The US has stopped a British Muslim family from going on holiday – we can’t look the other way

This is more than a sad consumer affairs story about missed gate numbers or paperwork problems. The official who stopped a British Muslim family travelling to Disney World was from the US Department of Homeland Security – and in the ensuing furore other local residents have come forward to say that they, too, have been summarily refused entry to America.

What is the one thing these stories have in common? Religion. A growing number of UK Muslim citizens say they have been similarly treated. This raises troubling questions well beyond how to diffuse the heartache of small children unable to meet Elsa from Frozen. Indeed, if the US thinks it has good grounds for stopping people going there, we cannot be contented that the UK does not take any action to follow this up here.

It is not just the family themselves who are livid. The vacuum created by a refusal to provide any context for these decisions is fuelling resentment and debate. Online and offline discussions reverberate with the growing fear that UK Muslims are being “trumped” – that widespread condemnation of Donald Trump’s call for no Muslim to be allowed into America contrasts with what is going on in practice. Faced with such claims, our concern should be to offer more than a critique of American Republican primary political positioning. Because this isn’t happening in the US. It’s happening on British soil, at our airports and involving our citizens and challenging their sense of place in our society too.
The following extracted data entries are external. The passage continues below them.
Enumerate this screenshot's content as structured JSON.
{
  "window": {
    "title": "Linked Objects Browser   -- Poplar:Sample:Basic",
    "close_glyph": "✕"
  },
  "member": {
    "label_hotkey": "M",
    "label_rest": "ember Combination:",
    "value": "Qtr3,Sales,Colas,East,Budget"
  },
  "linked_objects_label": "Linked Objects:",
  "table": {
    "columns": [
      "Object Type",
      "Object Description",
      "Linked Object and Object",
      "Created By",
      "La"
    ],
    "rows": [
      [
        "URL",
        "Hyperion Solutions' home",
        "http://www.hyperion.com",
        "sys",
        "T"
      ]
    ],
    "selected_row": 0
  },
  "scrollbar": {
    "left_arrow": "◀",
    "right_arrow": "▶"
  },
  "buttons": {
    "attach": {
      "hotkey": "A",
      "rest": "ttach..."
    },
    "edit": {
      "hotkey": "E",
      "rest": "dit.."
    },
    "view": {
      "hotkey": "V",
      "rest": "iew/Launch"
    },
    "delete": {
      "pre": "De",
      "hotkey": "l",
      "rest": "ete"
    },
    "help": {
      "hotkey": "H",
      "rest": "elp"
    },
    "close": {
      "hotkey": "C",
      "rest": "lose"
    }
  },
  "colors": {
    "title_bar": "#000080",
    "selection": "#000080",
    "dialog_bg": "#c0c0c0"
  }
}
Just a week ago, parliamentarians were united in agreement that Trump’s views were abhorrent. Now we should do more than shrug our shoulders at secretive American security policies that leave our constituents in such limbo. If the embassy won’t answer to the family’s MP, it should answer to their prime minister and he to us about what he is doing to ensure that no British citizen is being discriminated against for their faith on our shores.